*Image of a wizard brain*

The Brain

You can think of a CPU as the brain of a computer. It is the most important component- in the sense that literally every operation goes through the CPU. The CPU is fed instructions and data, then performs operations on said data.

The two main types of CPUs in personal computers today are x86/x64 and ARM. For the purposes of these Tutorials we will focus on x86/x64.

How The CPU "Thinks"

As mentioned before, the CPU performs operations on data with instructions. It's really important to understand this idea, as it will make understanding abstraction easier later.

MOV, SHL, ADD, SUB and JMP are a few examples of instructions the CPU understands. These instructions are actually just mnemonics that represent the actual machine code the computer recieves, but more on this in Abstraction.

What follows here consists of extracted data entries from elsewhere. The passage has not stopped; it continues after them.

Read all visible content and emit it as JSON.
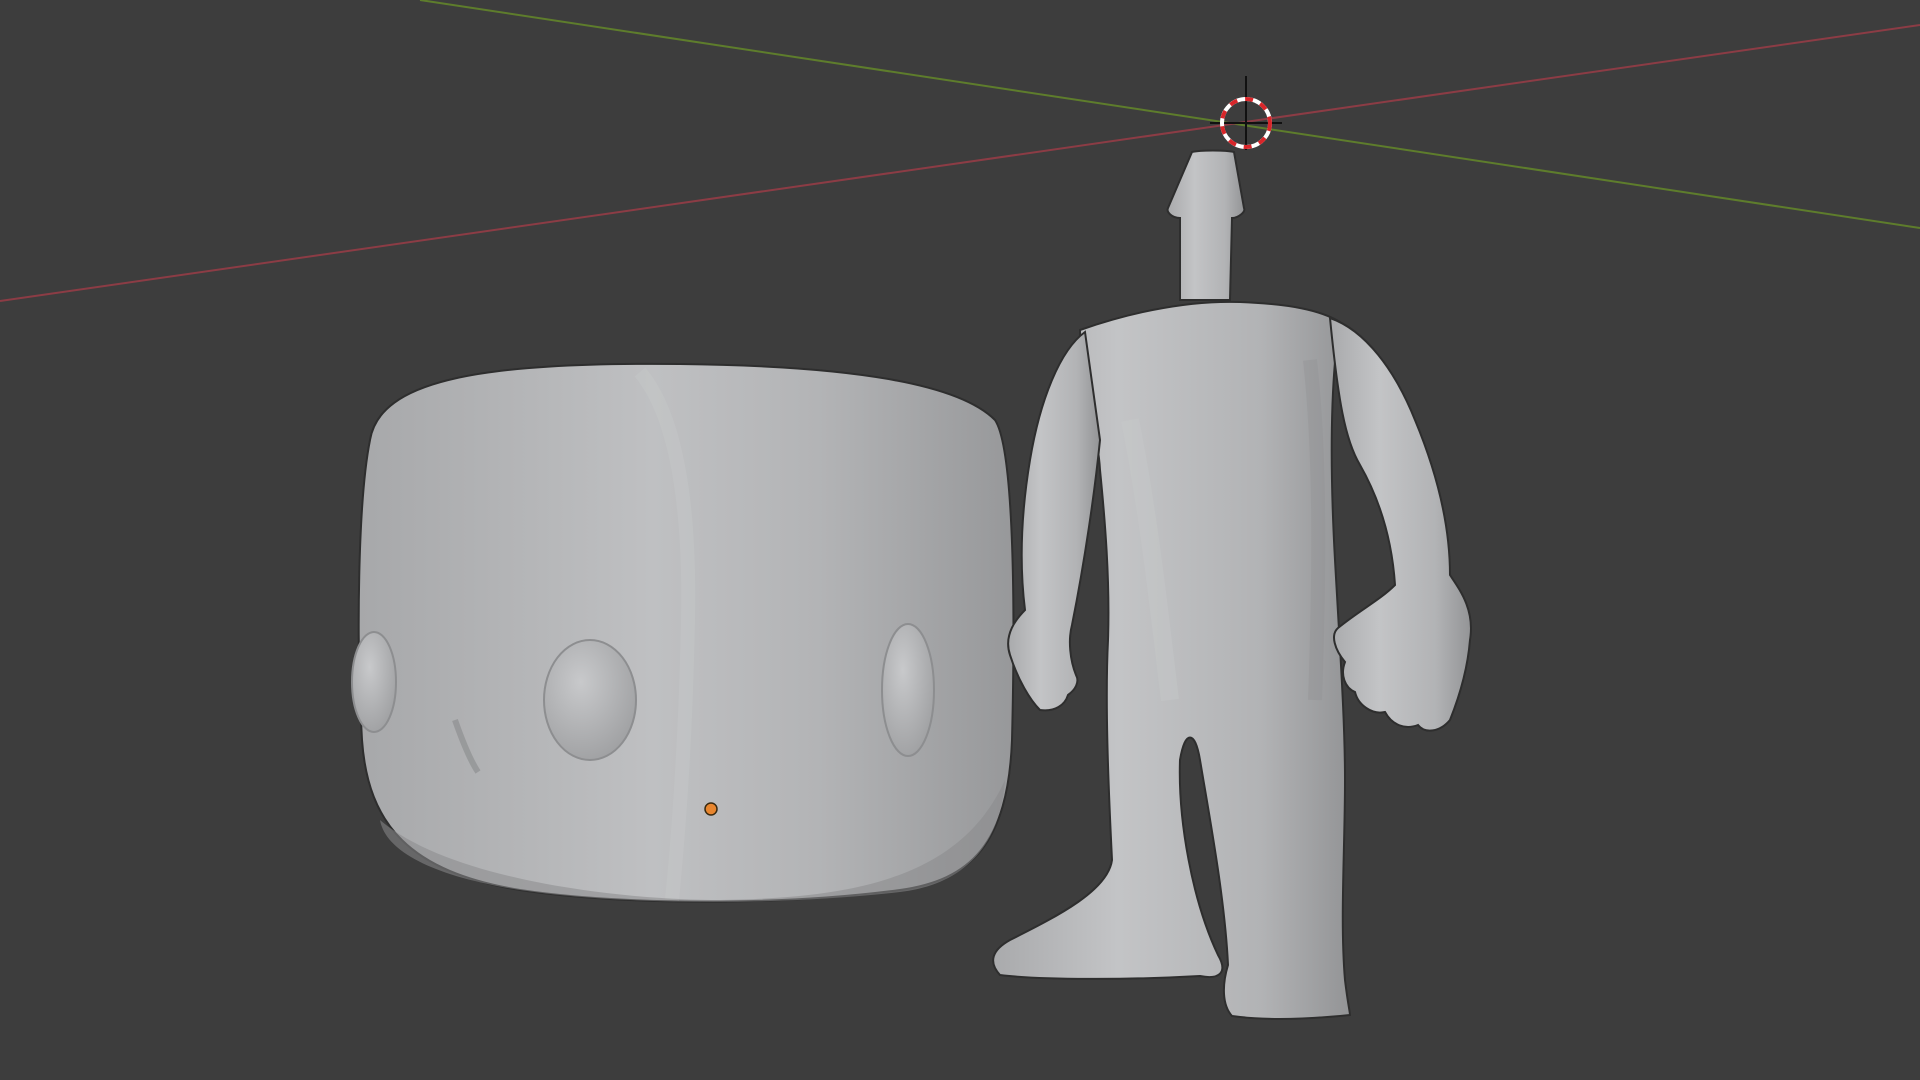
{
  "viewport": {
    "background_color": "#3d3d3d",
    "x_axis_color": "#8c3c45",
    "y_axis_color": "#5e7d2c",
    "mesh_color": "#b4b5b7",
    "origin_dot_color": "#e8862f"
  },
  "objects": [
    {
      "name": "Head",
      "type": "mesh",
      "selected": false
    },
    {
      "name": "Body",
      "type": "mesh",
      "selected": false
    }
  ],
  "icons": [
    "3d-cursor-icon",
    "origin-point-icon"
  ]
}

But what does all of this mean, and why is it important?

Inside The CPU

Cores. I think, or rather hope, everyone reading this has at least heard the word Core in the context of CPUs. This is going to sound insane, but a core is essentially a CPU inside of a CPU. NO, NOT RECURSION. The CPU of yesteryear was single core, so when you hear "quad-core," it's kind of like four of those single core CPUs in one cpu.

There are many components inside of the CPU itself, but what I'd like to focus on is registers. Registers hold data. The registers have specific names: AX, BX, DS, GS, SI, etc. The key thing to gain here is that these things exist.

Each core has it's own set of registers. There are also other components like flags, cache, ALU, etc but to keep things in scope, we won't worry about these things now.

Putting It Together

We have a CPU- it itself has components, it understands things, but what does all of this mean? Why is it important to understand?

We'll start with the latter question. It's important to understand, because the higher up you go the abstraction tree, the further you get from the seed. For example, you just wrote a program, performance is terrible, there's bugs, nothing executes consistantly. Where do you start troubleshooting? Having a deep understanding of how the hardware works will at the minimum give you a place to start.

Okay so, lets tie it all together and see how it works.

MOV ah, 0x0e

MOV al, 'x'

int 0x10

We are moving the value 0x0e into the first 4 bits of AX and the ASCII value of 'x' into the last 4 bits of AX. Then we call INT - interrupt 0x10. An interrupt signals to the CPU do something.

And voila, you execute this code, and the computer prints the character 'x' to the screen.

Conclusion

To keep things in scope, I'm going to leave it at that. I will ellaborate a little more on the code snippet above later. That gets into BIOS, and I will need to make that it's own section.

The main take aways are:

  • The CPU is the brain of the computer
  • It performs operations on data through instructions.
  • Registers are inside of the CPU, and they hold data.
  • The CPU understands specific instructions, and it does what you tell it to do.

As programming languages continue to abstract away details about the actual hardware, we stray further from understanding. We must remember that we're not communicating with the compiler; we are literally telling the CPU what to do.